Let’s consider an analogy with the word genius. There’s no irreducible genius, it’s obviously reduceable to facts about intelligence. Additionally, there’s no robust fact of the matter about whether one is a genius. Sure, we’d ordinarily say that Einstein is a genius, but there’s no robust fact of the matter about that. It’s just a term we give to a rough collection of very smart people. There’s no sharp threshold at which one goes from not a genius to being a genius. A self is the same way.
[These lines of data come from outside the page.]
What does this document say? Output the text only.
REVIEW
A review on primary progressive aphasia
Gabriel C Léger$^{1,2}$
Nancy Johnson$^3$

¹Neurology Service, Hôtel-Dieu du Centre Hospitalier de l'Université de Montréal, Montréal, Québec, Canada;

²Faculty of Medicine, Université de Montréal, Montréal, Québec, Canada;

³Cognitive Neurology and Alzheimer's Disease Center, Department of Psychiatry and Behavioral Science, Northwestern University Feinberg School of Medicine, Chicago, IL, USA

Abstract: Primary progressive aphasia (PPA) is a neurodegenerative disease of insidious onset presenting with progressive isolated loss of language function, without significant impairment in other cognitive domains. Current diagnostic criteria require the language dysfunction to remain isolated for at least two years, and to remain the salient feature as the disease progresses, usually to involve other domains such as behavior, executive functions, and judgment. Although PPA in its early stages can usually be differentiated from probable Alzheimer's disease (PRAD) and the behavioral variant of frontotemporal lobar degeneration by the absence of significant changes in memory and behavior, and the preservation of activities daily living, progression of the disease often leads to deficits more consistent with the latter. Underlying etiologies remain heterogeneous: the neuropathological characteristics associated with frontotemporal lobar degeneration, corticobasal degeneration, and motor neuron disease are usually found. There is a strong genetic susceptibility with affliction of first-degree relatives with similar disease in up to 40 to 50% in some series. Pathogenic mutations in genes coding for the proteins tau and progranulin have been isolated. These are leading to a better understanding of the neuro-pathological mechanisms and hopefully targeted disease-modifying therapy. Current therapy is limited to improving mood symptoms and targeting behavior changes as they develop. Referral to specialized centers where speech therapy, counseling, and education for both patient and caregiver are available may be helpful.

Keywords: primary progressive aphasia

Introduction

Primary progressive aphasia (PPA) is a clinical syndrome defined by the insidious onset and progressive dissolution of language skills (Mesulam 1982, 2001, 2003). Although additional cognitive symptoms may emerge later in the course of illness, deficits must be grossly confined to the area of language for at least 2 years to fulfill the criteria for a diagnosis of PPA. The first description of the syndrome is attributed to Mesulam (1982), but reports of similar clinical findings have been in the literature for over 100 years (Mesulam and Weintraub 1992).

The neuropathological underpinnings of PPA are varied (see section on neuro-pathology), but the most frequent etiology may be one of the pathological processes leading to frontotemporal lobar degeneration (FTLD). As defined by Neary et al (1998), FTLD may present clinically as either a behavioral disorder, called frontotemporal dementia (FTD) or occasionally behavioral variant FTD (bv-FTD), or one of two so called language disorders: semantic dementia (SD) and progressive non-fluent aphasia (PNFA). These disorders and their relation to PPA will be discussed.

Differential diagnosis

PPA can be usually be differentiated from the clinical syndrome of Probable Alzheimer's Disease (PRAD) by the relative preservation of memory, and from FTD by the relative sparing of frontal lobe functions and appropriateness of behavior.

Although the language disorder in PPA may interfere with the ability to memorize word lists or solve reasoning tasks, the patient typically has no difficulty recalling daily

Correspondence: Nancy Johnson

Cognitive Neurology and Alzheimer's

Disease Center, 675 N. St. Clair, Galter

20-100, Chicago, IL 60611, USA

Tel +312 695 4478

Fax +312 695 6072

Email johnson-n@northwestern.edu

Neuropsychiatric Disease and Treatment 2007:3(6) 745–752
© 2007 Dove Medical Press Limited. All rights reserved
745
Much like with genius talk, self talk runs into similar questions of ill definition. Suppose the cells in your brain were slowly replaced with copies of the cells in my brain. At what point would you stop being yourself? Well, as time passes your cells are replaced by other cells and you become different, so if you would stop being yourself through the process described above, why don’t you just naturally shed your identity. Also, if the right half of your brain was transferred in the right half of my skull and the right half of my brain was transferred into your skull, which of us would be me and which would be you? Also, if you destroyed our bodies but recreated the mental states we’d be in a second from now in a different body, would we still exist? It’s not clear.
So to deny that there is an irreducible self is like denying that there’s irreducible genius. It doesn’t deny that Einstein is smart—very smart even, or that there’s a common notion of the self that works for most situations. The claim is just that there’s no robust fact of the matter about whether on is the same person as we are. Thus, there’s no absurdity in denying a self. We agree that the things you call a self exist, the claim is just that there’s no superimposed self on top of all that.
Egnor then confuses Metzinger’s claim with Wittgenstein’s, totally missing the point. (Honestly, these Egnor hit pieces just write themselves, he makes such elementary blunders).